Mais, globalement, rien ne prouve, selon le FMI, que durant ces dernières années, par conjoncture difficile, le choix des investisseurs ait davantage obéi aux fondamentaux économiques des différents pays que cela n’avait été le cas durant les crises de la fin des années 1990 et du début des années 2000.

Le FMI précise d’ailleurs que la tendance des investisseurs à suivre le mouvement — ce qu’il est convenu d’appeler comportement mimétique — n’a pas non plus diminué.

Options pour les pays émergents

Cela ne signifie pas pour autant que les efforts déployés par les pays émergents pour renforcer leur économie soient sans effet ou que ces pays soient à la merci des investisseurs internationaux et des politiques des pays avancés, précise l’étude du FMI.

Outre qu’ils ont renforcé leurs fondamentaux économiques, durant les quinze dernières années les pays émergents ont consolidé et approfondi leur système financier. La présence d’investisseurs locaux — fonds communs de placement, caisses de retraite, compagnies d’assurances et banques — a grandi, parfois avec l’aide d’une participation directe d’investisseurs étrangers.

En outre, un nombre grandissant de pays émergents peuvent maintenant vendre des obligations libellées en monnaie locale aux investisseurs étrangers, ce qui a pour effet de résoudre le problème dit du «péché originel». De plus, la qualité des institutions des marchés locaux s’est aussi considérablement améliorée.
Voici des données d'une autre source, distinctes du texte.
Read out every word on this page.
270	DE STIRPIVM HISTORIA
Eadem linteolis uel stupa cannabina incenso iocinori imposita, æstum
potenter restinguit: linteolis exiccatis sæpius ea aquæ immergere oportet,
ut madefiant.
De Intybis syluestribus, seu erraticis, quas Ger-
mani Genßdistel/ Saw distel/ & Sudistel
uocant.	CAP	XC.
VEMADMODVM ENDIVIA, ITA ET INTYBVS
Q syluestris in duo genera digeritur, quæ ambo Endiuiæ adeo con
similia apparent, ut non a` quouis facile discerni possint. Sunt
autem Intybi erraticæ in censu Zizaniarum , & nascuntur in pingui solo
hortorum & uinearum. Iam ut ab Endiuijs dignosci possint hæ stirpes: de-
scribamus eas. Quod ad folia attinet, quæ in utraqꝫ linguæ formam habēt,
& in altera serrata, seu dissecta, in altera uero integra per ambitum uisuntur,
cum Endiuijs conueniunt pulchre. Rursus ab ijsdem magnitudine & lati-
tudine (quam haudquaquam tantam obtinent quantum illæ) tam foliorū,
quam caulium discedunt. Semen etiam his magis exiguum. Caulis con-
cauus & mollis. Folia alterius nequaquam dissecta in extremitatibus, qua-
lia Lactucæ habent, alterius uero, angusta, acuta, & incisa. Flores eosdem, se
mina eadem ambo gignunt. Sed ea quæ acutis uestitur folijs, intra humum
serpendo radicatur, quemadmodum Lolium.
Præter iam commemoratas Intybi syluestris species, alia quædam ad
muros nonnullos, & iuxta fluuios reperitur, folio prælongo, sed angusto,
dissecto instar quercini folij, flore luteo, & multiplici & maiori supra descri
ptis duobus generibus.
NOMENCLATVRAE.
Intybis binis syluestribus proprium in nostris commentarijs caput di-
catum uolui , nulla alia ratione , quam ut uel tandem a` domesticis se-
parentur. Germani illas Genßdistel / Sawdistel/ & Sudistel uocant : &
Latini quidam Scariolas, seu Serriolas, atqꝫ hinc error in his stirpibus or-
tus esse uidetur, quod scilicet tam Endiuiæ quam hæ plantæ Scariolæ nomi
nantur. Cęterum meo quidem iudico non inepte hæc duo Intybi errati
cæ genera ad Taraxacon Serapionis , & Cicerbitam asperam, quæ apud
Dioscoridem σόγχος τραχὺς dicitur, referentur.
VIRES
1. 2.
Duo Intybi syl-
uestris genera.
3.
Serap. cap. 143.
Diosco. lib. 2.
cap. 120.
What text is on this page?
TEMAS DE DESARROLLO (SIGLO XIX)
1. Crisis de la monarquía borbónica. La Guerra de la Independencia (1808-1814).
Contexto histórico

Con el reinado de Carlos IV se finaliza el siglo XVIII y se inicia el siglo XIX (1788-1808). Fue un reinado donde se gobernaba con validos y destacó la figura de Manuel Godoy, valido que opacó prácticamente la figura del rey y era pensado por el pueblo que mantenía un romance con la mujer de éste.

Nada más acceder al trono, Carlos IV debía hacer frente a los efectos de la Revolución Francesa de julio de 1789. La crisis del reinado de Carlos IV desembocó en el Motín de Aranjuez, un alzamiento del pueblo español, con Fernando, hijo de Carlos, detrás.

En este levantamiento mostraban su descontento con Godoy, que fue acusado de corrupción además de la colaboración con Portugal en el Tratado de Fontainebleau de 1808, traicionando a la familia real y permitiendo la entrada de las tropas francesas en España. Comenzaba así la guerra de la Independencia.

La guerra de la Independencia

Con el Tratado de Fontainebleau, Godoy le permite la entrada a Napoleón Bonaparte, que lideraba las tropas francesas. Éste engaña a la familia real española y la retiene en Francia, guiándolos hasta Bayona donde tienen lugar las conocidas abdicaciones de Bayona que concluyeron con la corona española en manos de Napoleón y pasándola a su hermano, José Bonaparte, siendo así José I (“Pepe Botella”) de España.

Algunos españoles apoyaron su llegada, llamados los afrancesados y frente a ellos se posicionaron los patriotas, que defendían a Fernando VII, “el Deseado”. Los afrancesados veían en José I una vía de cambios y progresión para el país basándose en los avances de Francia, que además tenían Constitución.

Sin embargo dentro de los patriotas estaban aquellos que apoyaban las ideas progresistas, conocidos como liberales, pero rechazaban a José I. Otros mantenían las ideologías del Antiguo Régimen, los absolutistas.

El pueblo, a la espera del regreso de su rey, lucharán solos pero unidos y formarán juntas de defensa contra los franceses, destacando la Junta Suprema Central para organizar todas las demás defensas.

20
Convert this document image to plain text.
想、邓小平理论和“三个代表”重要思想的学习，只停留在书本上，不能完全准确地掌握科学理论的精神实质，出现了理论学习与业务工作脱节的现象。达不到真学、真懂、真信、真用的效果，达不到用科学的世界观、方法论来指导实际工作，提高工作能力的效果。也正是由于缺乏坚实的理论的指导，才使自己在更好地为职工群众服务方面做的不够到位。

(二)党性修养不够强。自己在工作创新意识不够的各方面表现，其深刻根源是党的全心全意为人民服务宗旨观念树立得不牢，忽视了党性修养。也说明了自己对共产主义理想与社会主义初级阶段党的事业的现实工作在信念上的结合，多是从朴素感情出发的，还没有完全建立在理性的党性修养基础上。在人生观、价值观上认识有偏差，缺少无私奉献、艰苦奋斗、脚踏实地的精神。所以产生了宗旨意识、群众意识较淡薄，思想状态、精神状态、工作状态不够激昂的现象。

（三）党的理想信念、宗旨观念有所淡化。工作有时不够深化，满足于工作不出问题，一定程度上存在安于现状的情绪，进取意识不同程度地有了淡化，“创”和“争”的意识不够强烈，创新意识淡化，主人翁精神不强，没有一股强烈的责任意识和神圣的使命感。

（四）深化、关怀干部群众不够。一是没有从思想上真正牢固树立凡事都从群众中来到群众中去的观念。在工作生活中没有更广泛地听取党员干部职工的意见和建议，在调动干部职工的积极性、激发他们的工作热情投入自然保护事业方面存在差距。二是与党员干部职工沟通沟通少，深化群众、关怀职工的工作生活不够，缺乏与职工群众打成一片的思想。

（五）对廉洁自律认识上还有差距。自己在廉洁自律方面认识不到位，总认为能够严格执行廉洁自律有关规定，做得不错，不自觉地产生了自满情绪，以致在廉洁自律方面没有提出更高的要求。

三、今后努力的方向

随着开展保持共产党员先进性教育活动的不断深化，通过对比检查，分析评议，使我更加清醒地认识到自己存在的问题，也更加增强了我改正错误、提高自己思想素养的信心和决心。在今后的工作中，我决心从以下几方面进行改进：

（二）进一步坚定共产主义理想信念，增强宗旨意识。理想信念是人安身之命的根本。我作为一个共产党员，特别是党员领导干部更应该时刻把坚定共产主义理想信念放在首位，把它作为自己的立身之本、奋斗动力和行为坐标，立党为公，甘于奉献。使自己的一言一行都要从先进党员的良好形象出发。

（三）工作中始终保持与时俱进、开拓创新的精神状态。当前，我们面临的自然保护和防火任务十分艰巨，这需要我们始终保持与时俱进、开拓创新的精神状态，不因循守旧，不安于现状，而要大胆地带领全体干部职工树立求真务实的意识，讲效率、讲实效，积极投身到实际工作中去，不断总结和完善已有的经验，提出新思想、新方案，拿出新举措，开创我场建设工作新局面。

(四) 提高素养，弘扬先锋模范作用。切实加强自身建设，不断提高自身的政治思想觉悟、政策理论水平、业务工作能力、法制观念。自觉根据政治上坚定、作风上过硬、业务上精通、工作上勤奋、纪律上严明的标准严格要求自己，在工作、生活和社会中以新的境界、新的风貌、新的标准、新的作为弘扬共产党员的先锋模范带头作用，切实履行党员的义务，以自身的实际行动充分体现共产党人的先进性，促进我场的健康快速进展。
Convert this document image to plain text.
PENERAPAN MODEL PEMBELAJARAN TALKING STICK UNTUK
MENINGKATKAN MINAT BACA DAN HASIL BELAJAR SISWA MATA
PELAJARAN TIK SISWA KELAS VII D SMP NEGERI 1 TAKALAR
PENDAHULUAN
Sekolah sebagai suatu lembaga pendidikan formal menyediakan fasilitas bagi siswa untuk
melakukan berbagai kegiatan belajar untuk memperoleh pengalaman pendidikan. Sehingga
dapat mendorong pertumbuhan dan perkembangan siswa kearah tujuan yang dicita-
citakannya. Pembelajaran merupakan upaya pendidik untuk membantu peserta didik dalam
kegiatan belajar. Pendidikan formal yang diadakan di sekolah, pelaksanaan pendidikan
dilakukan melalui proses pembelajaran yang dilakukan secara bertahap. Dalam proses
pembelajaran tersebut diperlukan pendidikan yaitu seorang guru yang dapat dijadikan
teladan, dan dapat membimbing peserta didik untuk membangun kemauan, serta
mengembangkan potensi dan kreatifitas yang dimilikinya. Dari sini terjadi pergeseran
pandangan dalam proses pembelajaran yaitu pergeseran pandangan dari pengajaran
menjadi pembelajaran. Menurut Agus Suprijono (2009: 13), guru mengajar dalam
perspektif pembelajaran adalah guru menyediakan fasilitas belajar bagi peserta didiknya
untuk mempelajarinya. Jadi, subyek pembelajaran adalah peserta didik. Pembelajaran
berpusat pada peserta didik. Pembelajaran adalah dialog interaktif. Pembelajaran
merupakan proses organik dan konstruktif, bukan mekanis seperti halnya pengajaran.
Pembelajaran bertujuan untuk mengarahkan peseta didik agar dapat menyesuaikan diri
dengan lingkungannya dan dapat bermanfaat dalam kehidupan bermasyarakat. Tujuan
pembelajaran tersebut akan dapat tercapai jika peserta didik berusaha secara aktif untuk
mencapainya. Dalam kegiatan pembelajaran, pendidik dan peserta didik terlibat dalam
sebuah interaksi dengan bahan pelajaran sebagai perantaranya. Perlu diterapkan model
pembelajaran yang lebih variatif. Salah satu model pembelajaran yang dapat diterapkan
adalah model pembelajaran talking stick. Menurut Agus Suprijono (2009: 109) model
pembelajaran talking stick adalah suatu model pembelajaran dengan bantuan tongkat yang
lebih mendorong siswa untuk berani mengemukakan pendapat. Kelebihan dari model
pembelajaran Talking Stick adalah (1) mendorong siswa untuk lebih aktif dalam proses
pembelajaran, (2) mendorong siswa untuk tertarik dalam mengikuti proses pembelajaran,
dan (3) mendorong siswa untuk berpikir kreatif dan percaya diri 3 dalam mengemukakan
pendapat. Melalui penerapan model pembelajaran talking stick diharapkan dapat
L’analyse du FMI signale que les systèmes financiers locaux qui offrent plus de liquidité et plus de services et de produits locaux contribuent à réduire la sensibilité des rendements boursiers et obligataires des pays émergents à l’évolution de la conjoncture financière mondiale. Du reste, les réductions sont notables sur le plan quantitatif d’après l’étude du FMI.

Par conséquent, les politiques visant à promouvoir le développement des systèmes financiers permettront aux pays émergents d’être mieux à même de recueillir les fruits de la mondialisation financière tout en en réduisant les coûts potentiels.

Le FMI signale enfin que les initiatives destinées à développer les marchés obligataires en monnaie locale sont généralement bénéfiques. Les pays doivent surveiller l’ampleur de la participation directe des investisseurs étrangers aux marchés locaux, car une forte présence peut être un vecteur de volatilité. Cela souligne d’autant plus l’importance du développement d’un vivier d’investisseurs locaux.

Le FMI rendra compte d’autres analyses du Rapport sur la stabilité financière dans le monde le 9 avril.